What’s that farmland in town really worth?

FFMC - Wed Nov 12, 2:00AM CST

I was recently at our location in southeast Iowa discussing a transitional farm with our team. Hopefully, we’ll get a shot at selling it someday. The seller has received two recent appraisals, and as part of our due diligence, our promise is always to tell people what’s going to happen before it happens. Price expectations are part of that discussion.

It always helps when a farm real estate appraiser has already analyzed a prospective property. Their work helps us set expectations. With that said, the results of the appraisals on this particular property caught my eye. One was done within the last two years for $64,000 per acre. Another, within the past year, came in at $24,000 per acre. The property is listed somewhere in between with a local real estate broker. 

So, what is it worth? First, let’s define transitional land.

What is transitional land?

Transitional land, as I call it, is property that is presently used for agricultural purposes but has some appeal or future appeal for development. That development might be a few years away or decades down the road. It could be residential, retail or commercial in nature.

So, what’s it worth? As much as we can get, right? Have an auction. That’s the hope, anyway. But it brings up a good point of contention: Why such a big range in value? I’ve always told prospective sellers that we’ve sold land for 60% of appraised value and for over 200% of appraised value. 

Both appraisals were completed within a few months of our auction sales. In the latter example, the appraiser actually called me afterward and apologized for being so far off. I told him I thought his number was high to begin with. The market just disagreed with both of us.

When land is transitional in nature, it becomes incredibly difficult to determine what a tract is worth. If there are two people in the market actively seeking development tracts in the area, and they both think they can do something with it — either now or later — you have a recipe for a premium over agricultural values. 

If those developers aren’t in the market or they believe the property won’t be developable for some reason, the land quickly reverts to being valued from an agricultural or ranching perspective — or whatever its highest and best use is today.

That’s why I don’t envy my appraiser friends. It’s tough to get inside the heads of a few developers who often keep their cards close to their chest, and for good reason. Is it worth an additional $5,000 per acre or $10,000 per acre over ag values? Make up your own story.

In our world, we think the auction route is the best way to determine that. As an auction company, we try hard to under-promise and over-deliver. These factors are typically unknown until the rubber meets the road on auction day. But we believe that letting the market decide is the best bet. 

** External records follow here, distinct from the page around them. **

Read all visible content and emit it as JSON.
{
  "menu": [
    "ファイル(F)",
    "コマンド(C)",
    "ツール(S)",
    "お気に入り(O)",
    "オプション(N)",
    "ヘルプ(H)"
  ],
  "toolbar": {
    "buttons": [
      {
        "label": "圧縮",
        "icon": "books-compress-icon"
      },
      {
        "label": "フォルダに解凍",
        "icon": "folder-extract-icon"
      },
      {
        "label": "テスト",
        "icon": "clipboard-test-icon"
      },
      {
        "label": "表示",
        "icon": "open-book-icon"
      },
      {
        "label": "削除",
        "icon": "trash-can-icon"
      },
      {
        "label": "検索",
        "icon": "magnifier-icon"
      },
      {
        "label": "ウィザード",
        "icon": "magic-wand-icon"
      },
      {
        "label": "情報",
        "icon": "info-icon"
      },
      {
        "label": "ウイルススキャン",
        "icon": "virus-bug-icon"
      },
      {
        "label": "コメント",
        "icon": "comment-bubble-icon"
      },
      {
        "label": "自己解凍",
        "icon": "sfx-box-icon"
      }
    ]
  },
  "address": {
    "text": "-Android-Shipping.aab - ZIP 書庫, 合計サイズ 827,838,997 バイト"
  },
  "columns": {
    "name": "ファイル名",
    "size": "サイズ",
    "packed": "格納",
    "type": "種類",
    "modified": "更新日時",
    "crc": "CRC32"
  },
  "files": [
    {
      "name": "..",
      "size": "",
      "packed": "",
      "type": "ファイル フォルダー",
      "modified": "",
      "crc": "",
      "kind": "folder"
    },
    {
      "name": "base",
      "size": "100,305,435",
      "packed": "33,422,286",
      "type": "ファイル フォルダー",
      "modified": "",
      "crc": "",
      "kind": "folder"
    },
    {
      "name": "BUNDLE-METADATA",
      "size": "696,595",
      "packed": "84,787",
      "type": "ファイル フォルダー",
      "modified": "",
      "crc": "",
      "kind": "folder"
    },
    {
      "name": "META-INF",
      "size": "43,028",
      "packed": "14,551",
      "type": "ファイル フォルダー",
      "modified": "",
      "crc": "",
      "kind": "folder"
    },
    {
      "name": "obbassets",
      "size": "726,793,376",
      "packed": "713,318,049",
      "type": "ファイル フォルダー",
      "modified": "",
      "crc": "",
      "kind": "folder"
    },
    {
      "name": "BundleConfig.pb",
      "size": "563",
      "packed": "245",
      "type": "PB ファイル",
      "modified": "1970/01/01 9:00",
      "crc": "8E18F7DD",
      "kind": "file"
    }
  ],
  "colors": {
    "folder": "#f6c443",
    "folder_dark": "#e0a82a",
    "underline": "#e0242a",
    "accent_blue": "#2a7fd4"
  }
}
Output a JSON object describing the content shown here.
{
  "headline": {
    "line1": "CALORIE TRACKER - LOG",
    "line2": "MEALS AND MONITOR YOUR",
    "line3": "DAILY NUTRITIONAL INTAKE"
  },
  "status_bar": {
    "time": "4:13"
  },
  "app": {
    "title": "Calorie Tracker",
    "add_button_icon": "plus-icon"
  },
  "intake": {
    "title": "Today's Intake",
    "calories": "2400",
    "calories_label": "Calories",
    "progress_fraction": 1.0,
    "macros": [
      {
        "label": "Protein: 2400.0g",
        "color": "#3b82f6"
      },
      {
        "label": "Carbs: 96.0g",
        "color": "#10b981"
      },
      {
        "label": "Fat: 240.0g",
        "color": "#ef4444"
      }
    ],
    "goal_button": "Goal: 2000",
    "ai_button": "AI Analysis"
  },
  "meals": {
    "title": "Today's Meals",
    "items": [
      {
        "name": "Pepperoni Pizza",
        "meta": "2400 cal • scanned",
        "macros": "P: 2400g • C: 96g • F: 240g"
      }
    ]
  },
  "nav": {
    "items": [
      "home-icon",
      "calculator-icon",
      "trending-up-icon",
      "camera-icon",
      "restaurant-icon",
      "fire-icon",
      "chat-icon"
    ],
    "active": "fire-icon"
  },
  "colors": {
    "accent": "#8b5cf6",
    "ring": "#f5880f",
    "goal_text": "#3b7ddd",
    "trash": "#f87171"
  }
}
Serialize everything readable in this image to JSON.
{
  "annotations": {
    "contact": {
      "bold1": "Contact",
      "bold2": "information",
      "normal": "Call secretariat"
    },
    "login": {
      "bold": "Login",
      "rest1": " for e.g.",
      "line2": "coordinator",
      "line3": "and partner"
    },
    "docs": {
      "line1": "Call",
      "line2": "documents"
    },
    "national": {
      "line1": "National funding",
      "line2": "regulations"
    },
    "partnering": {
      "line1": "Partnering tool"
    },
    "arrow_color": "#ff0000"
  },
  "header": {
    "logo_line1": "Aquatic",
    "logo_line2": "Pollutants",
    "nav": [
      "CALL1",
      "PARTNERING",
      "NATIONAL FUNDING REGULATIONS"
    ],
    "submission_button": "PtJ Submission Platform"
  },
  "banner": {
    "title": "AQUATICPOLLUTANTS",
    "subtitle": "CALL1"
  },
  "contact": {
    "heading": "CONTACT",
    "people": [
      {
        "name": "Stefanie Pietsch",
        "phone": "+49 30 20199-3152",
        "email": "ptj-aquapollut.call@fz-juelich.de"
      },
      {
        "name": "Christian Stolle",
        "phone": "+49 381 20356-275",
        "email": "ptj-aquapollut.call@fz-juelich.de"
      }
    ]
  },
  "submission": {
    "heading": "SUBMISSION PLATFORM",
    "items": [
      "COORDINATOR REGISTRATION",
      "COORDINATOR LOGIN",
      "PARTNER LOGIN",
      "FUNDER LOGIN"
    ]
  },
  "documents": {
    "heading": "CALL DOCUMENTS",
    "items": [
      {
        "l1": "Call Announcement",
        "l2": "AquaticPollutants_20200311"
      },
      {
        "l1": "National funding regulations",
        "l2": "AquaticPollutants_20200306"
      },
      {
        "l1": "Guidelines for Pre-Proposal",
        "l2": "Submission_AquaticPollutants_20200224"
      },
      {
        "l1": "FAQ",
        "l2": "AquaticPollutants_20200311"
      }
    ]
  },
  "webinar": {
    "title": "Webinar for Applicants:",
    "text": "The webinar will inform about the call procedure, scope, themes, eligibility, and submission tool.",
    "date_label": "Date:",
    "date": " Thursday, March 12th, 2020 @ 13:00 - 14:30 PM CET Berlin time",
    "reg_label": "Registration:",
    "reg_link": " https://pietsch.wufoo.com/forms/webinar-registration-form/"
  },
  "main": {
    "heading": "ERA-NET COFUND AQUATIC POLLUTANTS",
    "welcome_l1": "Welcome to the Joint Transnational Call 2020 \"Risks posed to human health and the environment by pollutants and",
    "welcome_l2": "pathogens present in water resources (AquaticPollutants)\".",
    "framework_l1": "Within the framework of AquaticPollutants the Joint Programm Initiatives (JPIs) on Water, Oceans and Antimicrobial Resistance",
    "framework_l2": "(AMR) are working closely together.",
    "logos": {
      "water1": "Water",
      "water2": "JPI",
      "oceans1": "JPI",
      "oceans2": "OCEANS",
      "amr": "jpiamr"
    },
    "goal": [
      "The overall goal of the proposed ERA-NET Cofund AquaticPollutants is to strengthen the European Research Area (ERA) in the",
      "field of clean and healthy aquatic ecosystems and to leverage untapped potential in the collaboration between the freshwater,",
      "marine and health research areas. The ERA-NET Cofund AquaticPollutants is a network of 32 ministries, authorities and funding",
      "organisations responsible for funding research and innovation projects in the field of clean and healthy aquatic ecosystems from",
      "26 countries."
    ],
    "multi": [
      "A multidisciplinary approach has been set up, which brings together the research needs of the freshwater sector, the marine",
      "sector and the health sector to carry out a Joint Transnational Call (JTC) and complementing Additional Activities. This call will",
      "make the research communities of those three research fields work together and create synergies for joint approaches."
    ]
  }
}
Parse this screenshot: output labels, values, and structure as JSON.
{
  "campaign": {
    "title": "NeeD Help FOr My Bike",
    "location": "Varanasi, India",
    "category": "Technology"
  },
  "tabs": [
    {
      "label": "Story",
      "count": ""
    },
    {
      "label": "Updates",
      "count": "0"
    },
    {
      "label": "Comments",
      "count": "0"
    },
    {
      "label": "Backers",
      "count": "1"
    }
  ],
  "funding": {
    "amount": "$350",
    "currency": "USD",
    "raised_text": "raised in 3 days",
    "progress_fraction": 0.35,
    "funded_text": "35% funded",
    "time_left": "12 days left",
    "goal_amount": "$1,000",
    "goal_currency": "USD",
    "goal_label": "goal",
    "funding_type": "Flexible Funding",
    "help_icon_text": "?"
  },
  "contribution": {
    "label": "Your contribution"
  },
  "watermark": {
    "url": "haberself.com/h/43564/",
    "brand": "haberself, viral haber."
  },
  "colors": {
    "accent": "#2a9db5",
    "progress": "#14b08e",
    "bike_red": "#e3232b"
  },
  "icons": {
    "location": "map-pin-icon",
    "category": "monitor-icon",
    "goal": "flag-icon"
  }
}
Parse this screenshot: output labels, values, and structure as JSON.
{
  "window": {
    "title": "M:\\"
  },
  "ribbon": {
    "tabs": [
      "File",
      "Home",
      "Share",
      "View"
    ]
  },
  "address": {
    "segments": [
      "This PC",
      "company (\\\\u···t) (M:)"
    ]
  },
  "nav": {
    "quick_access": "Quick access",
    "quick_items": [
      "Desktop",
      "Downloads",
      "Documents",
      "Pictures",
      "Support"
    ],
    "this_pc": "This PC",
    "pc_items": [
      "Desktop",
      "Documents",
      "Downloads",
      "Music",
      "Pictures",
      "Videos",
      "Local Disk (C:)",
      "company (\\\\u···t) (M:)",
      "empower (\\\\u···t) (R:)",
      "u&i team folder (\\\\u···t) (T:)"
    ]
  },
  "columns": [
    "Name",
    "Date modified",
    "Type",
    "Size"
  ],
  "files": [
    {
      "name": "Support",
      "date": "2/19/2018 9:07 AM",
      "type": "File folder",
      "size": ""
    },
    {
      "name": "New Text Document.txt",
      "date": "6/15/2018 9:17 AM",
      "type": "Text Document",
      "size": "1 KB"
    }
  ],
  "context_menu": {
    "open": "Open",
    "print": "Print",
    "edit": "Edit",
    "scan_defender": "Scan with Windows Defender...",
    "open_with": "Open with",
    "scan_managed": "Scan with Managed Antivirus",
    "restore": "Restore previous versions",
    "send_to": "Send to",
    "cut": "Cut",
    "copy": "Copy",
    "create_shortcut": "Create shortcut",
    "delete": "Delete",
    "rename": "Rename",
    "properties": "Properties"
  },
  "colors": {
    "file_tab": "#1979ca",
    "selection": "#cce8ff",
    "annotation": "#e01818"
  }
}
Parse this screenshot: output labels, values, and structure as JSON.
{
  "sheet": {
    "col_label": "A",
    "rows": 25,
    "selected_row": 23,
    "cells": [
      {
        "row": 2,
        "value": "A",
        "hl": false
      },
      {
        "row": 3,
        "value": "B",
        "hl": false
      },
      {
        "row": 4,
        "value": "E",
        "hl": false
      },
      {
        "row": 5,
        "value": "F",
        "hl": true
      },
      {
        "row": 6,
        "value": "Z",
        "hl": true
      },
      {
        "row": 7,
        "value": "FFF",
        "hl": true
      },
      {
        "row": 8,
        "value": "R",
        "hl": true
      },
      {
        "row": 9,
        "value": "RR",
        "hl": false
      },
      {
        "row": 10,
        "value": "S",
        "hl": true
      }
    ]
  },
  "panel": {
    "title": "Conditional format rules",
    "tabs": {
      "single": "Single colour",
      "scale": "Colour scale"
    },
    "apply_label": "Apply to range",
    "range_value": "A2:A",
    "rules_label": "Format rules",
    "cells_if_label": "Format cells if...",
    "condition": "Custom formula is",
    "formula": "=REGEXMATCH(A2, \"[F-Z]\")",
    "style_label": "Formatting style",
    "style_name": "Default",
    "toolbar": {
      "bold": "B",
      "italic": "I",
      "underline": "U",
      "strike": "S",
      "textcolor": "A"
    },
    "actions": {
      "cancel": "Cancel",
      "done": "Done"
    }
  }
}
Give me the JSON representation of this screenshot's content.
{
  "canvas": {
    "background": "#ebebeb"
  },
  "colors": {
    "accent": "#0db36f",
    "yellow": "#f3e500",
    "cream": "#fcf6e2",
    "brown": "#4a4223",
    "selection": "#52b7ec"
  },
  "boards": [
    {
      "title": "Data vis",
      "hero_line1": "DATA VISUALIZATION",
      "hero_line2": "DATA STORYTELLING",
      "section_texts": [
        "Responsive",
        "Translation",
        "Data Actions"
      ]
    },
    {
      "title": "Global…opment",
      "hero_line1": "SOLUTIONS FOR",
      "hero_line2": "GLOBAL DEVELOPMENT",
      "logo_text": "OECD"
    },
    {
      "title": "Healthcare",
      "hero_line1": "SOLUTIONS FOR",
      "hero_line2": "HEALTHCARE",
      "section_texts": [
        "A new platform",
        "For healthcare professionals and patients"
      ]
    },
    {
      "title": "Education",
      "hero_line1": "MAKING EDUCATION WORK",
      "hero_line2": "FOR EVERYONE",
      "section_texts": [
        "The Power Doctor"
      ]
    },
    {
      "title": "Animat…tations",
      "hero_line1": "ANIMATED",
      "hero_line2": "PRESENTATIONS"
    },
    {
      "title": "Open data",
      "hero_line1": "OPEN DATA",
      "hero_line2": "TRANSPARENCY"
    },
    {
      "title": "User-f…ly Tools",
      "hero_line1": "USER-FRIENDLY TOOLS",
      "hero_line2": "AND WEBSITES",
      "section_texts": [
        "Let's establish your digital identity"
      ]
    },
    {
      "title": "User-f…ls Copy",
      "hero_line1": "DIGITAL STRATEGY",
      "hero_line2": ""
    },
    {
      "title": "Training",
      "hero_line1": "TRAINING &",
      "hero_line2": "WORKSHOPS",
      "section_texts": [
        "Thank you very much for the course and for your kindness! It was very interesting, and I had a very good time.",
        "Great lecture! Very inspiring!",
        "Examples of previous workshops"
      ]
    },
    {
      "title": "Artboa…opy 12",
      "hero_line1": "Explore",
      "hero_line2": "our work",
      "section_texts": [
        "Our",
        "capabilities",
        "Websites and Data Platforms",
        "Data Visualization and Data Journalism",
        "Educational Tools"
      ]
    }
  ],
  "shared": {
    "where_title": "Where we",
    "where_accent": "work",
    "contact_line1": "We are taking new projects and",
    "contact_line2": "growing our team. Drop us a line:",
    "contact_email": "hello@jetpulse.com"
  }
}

In the traditional private treaty world, you might price it too high and scare everyone away. It becomes like that house down the road that’s been listed too long. Price it too low, and you’ll wonder if you left money on the table. Both paths involve time and money. At the end of the day, an auction is the most honest form of price discovery there is. 

Let the bidders talk, and the market will sort it out. In the end, the market always tells the truth. That’s why we trust it: the auction way.